Le Hawthorne convient aux tins de shaker, tandis que le julep strainer est fait pour les verres à mélange. Premier point de différenciation clair.
Facilité d’utilisation et polyvalence
Soyons honnêtes : le Hawthorne est plus facile à manier. Son ressort le maintient en place tout seul — pratique pour les débutants. Le julep strainer demande plus de dextérité. Je le conseille aux personnes qui ont déjà quelques sessions de pratique derrière eux.
Pour découvrir les cocktails classiques qui nécessitent ces techniques, jetez un œil aux cocktails classiques immanquables du bar — vous verrez vite lequel des deux strainers devient votre optimal allié.
Et la passoire à maille fine dans tout ça ?
Il existe un troisième outil : la passoire à maille fine, aussi appelée double passoire. Elle s’utilise en complément du julep ou du Hawthorne strainer pour une filtration en deux étapes. Son avantage ? Elle retient les impuretés très fines — épices, sucre glace, résidus de blanc d’œuf.

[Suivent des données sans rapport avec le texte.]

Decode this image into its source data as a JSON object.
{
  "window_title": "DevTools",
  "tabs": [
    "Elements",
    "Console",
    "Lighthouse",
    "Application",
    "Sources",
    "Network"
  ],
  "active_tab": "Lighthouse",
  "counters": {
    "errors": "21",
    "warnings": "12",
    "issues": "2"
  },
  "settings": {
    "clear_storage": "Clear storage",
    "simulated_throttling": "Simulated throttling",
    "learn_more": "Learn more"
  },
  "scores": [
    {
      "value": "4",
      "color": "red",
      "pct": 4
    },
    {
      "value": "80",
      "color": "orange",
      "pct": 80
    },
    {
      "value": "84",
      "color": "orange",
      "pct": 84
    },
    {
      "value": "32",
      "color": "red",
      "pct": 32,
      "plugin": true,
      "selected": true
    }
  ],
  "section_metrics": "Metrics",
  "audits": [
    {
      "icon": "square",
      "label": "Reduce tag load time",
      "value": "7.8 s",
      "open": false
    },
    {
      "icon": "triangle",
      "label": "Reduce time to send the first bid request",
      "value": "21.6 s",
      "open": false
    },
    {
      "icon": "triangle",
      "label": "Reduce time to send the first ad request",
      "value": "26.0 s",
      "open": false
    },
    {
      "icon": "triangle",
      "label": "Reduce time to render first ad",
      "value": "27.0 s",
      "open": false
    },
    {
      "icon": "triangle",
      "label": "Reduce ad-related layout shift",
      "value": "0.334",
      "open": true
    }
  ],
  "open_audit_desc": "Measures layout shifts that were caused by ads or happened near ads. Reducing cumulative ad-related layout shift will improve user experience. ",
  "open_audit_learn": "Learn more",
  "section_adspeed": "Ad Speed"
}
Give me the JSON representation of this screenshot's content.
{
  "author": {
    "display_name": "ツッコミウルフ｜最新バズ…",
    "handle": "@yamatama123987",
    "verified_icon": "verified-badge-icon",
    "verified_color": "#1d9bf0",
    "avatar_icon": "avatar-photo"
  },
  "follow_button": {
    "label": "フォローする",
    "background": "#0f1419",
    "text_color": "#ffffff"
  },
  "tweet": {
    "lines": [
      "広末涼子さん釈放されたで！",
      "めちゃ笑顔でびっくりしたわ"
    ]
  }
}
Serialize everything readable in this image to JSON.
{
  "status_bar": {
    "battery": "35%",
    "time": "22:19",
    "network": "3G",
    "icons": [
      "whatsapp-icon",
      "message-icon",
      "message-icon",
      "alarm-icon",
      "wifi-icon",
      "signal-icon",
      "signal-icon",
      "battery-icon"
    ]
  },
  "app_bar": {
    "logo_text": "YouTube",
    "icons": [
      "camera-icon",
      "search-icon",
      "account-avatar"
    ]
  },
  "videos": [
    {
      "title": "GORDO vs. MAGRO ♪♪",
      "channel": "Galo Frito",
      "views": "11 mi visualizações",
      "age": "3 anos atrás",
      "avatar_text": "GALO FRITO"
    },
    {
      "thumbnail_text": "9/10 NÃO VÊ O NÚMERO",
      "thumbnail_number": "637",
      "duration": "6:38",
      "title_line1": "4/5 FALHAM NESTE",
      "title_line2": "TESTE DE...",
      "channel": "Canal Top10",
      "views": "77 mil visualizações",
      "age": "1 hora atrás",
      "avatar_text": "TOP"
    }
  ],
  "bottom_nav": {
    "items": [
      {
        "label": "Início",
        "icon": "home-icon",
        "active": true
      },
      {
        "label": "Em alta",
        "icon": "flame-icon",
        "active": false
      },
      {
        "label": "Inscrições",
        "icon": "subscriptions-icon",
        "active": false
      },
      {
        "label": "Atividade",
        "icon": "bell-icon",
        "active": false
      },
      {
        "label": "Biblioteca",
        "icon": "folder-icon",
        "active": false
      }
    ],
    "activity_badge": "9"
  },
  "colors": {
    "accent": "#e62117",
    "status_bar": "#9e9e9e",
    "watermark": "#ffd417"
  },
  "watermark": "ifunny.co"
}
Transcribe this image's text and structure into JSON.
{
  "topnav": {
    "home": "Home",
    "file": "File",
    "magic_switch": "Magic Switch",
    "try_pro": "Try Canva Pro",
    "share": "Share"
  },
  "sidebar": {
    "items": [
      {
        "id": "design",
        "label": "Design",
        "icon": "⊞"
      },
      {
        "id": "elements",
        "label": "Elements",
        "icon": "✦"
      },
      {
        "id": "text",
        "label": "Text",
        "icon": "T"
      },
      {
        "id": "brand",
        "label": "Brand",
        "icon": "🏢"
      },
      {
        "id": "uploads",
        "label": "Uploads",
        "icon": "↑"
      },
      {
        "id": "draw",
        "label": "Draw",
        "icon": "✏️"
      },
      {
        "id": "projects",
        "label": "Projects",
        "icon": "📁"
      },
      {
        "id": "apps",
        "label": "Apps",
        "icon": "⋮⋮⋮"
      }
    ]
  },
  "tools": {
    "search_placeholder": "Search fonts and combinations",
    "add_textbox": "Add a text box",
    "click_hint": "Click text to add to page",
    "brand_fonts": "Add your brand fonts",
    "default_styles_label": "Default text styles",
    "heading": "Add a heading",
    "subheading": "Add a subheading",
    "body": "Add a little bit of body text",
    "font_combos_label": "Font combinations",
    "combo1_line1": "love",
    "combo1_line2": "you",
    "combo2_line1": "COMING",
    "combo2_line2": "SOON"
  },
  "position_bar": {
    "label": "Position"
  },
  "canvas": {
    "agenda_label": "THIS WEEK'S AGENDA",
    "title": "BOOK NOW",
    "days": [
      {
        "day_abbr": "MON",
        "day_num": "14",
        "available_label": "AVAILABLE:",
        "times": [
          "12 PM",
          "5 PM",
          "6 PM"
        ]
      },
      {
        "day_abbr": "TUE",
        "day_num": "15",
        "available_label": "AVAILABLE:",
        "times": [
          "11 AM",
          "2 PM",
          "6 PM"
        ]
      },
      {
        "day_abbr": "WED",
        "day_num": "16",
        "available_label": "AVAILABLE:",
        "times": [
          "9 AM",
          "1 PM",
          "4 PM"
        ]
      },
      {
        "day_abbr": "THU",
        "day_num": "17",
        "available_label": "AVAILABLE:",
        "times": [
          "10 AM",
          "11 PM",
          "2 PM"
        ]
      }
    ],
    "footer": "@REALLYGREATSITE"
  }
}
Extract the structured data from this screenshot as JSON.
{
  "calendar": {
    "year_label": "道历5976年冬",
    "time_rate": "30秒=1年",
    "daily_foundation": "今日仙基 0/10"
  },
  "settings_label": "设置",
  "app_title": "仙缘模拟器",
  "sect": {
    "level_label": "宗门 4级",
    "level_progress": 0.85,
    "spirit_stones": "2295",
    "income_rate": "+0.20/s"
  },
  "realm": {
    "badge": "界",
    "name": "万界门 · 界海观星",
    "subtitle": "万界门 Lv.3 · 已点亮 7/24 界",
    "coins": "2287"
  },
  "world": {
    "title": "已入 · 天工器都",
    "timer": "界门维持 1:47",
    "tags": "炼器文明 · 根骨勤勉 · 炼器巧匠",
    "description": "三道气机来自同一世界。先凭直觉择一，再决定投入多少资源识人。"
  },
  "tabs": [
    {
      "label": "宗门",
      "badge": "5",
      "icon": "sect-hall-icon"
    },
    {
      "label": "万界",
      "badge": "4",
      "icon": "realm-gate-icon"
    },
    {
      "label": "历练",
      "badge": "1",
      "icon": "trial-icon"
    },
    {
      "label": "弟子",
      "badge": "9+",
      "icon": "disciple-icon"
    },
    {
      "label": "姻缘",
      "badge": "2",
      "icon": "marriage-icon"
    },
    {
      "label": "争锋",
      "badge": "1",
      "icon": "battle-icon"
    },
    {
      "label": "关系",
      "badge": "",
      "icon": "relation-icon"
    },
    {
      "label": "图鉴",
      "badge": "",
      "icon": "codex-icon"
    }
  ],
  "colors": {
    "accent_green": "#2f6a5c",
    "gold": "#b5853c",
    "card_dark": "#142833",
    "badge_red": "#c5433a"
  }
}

Son inconvénient majeur : elle filtre lentement et se bouche facilement.
Pour un Daiquiri ou un Vodka Martini servis up — donc sans glace dans le verre final — cette double filtration garantit un résultat impeccable et net.
Choisir et entretenir son julep strainer
Les prix varient selon les finitions et la qualité. Les modèles basiques en acier inoxydable démarrent à 4,68 euros, les standards se situent entre 7,99 et 8,09 euros, et les versions haut de gamme montent jusqu’à 19,99 euros. Pour un bar à la maison, un modèle entre 9 et 11 euros offre un bon rapport qualité/durabilité.
Entretien simple et sans prise de tête
Contrairement au Hawthorne et son ressort compliqué à récurer, le julep strainer se nettoie facilement à l’eau claire. Un rinçage après chaque service suffit. Le lave-vaisselle fonctionne pour l’acier inoxydable brut, mais déconseillé pour les finitions plaquées or ou cuivre — au risque d’abîmer le revêtement.
- Rinçage à l’eau tiède après chaque utilisation
- Lavage à la main pour les modèles plaqués
- Séchage immédiat pour éviter les traces
Un conseil de barman pour finir
Si vous hésitez entre plusieurs modèles, partez sur l’acier inoxydable classique pour débuter. Vous apprendrez la gestuelle sans vous ruiner. Une fois la technique maîtrisée, investissez dans une belle finition — votre bar gagnera en caractère, et vos guests en prendront plein les yeux.